Ces femmes qui défient la tradition et les taureaux à Pampelune

Elle en rêvait depuis des années. Cette fois Oneika Raymond, une Canadienne de 29 ans, a réalisé ce que peu de femmes ont osé : courir devant les impressionnants taureaux lâchés dans les rues étroites de Pampelune, lors des fêtes de la San Fermin.

Beaucoup de personnes participent aux courses de taureaux, le 12 juillet à Pampelune, Nord de l’Espagne.

«J’ai survécu. Je suis si heureuse. J’étais à la fois exaltée et effrayée», s’exclame cette enseignante vivant à Londres, aux côtés d’autres aventurières, à l’arrivée, le 9 juillet, de la troisième des huit courses annuelles de ces fêtes mondialement connues, les plus célèbres courses taurines d’Espagne.

Il y a encore quelques années, il était extrêmement rare de voir une femme dans la foule des hommes courant dans les ruelles de Pampelune pour perpétuer une tradition datant du Moyen Âge.

Mais de plus en plus de femmes, la plupart venue de l’étranger, viennent chercher les sensations fortes que procure cette course folle devant des taureaux d’une demi-tonne, dévalant 850 mètres jusqu’aux arènes de la ville.

Sur les 20.500 personnes qui ont tenté l’expérience en 2011, 6% étaient des femmes, selon la mairie. «Il n’y a jamais eu de loi qui empêche les femmes de courir avec des taureaux. C’est une question de tradition. À Pampelune, auparavant, un homme courait pour prouver son amour à une femme, c’était l’une des raisons principales», explique Paula Diaz, du musée des courses de taureaux de la ville.

«Mais petit à petit, avec les années, les femmes ont osé participer, avec courage. C’est toujours mal vu, parce que briser la tradition est compliqué, mais les femmes ont les mêmes droits que les hommes de courir».

À aucun moment, Oneika n’a eu le sentiment que les hommes étaient gênés par sa présence, ni qu’ils lui réservaient un traitement de faveur.

«Je pense que c’était chacun pour soi. Tout le monde essayait juste de survivre et de s’écarter du chemin des taureaux», raconte la jeune femme, qui a reçu un coup dans la figure lorsque des coureurs sont tombés.

La Canadienne Oneika Raymond (droite), la Canadienne Jeannie Mark (centre) et l’Australienne Nicole Smith à Pampelune.

Oneika et ses trois nouvelles amies, une Américaine, une Australienne et une autre Canadienne, ne l’ont appris qu’après la course.

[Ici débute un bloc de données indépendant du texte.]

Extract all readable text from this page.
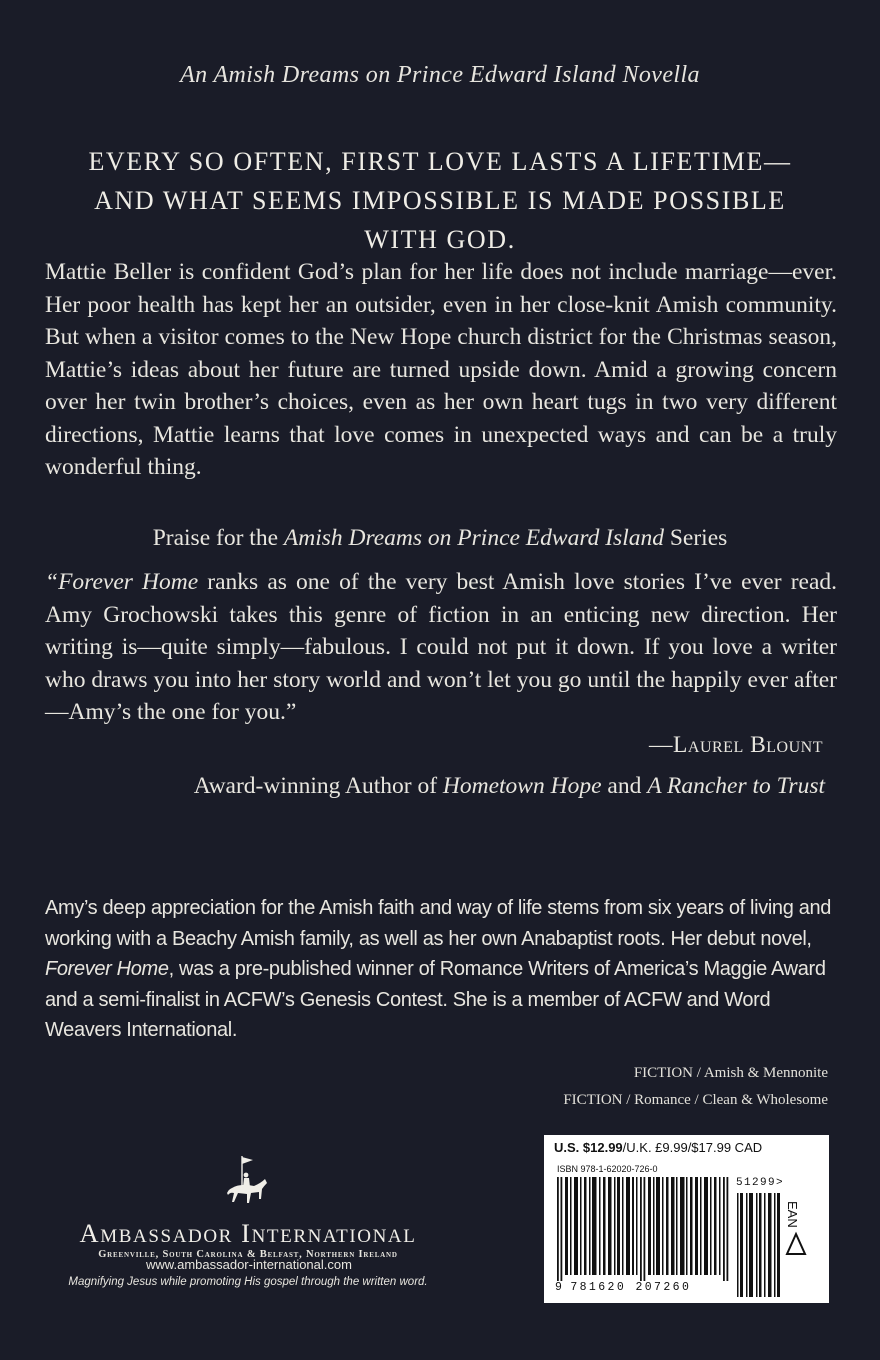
An Amish Dreams on Prince Edward Island Novella
EVERY SO OFTEN, FIRST LOVE LASTS A LIFETIME—
AND WHAT SEEMS IMPOSSIBLE IS MADE POSSIBLE
WITH GOD.
Mattie Beller is confident God’s plan for her life does not include marriage—ever. Her poor health has kept her an outsider, even in her close-knit Amish community. But when a visitor comes to the New Hope church district for the Christmas season, Mattie’s ideas about her future are turned upside down. Amid a growing concern over her twin brother’s choices, even as her own heart tugs in two very different directions, Mattie learns that love comes in unexpected ways and can be a truly wonderful thing.
Praise for the Amish Dreams on Prince Edward Island Series
“Forever Home ranks as one of the very best Amish love stories I’ve ever read. Amy Grochowski takes this genre of fiction in an enticing new direction. Her writing is—quite simply—fabulous. I could not put it down. If you love a writer who draws you into her story world and won’t let you go until the happily ever after—Amy’s the one for you.”
—Laurel Blount
Award-winning Author of Hometown Hope and A Rancher to Trust
Amy’s deep appreciation for the Amish faith and way of life stems from six years of living and working with a Beachy Amish family, as well as her own Anabaptist roots. Her debut novel, Forever Home, was a pre-published winner of Romance Writers of America’s Maggie Award and a semi-finalist in ACFW’s Genesis Contest. She is a member of ACFW and Word Weavers International.
FICTION / Amish & Mennonite
FICTION / Romance / Clean & Wholesome
Ambassador International
Greenville, South Carolina & Belfast, Northern Ireland
www.ambassador-international.com
Magnifying Jesus while promoting His gospel through the written word.
U.S. $12.99/U.K. £9.99/$17.99 CAD
ISBN 978-1-62020-726-0
9 781620 207260
51299>
EAN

Elles se sont connues par l’intermédiaire de l’une d’entre elles, Jeannie Mark, une enseignante canadienne de 41 ans travaillant en Chine, qui a lancé un appel sur Facebook.

Mais ce n’est qu’à Pampelune qu’elles se sont rencontrées pour la première fois. Depuis, elles ont décidé de raconter leur aventure dans un blog intitulé «les filles qui courent avec les taureaux».

«On essaie toutes les quatre d’encourager d’autres femmes à faire des choses inhabituelles», explique Jeannie Mark, qui a décidé il y a deux ans de tout quitter pour recommencer une nouvelle vie et voyager.

«En tant que femmes, on n’est pas toujours encouragées à chercher les limites et l’aventure. Les hommes et les garçons sont poussés à faire ça depuis tout petits», ajoute-t-elle. Oneika, Jeannie et les autres se sont bien préparées et ont élaboré leur stratégie en regardant la course du 8 juillet depuis un balcon.

«Il s’agit de bien faire. Je veux bien représenter les femmes mais j’essaie aussi de tester mes limites», explique Oneika, qui a déjà participé à des expéditions au Népal et en Afrique. Globalement, les femmes se préparent mieux que les hommes, relève Ryan King, président de la compagnie canadienne Spyns, qui organise ce type de voyage.

«Elles connaissent les statistiques, les risques, et une fois à Pampelune, elles changent rarement d’avis», ajoute-t-il sur le site de la compagnie.

«Les hommes, eux, parlent beaucoup pendant la préparation». Mais, selon ce voyagiste, «une fois proches du but ou dans la course, j’estime qu’ils ont dix fois plus de chances d’abandonner qu’une femme».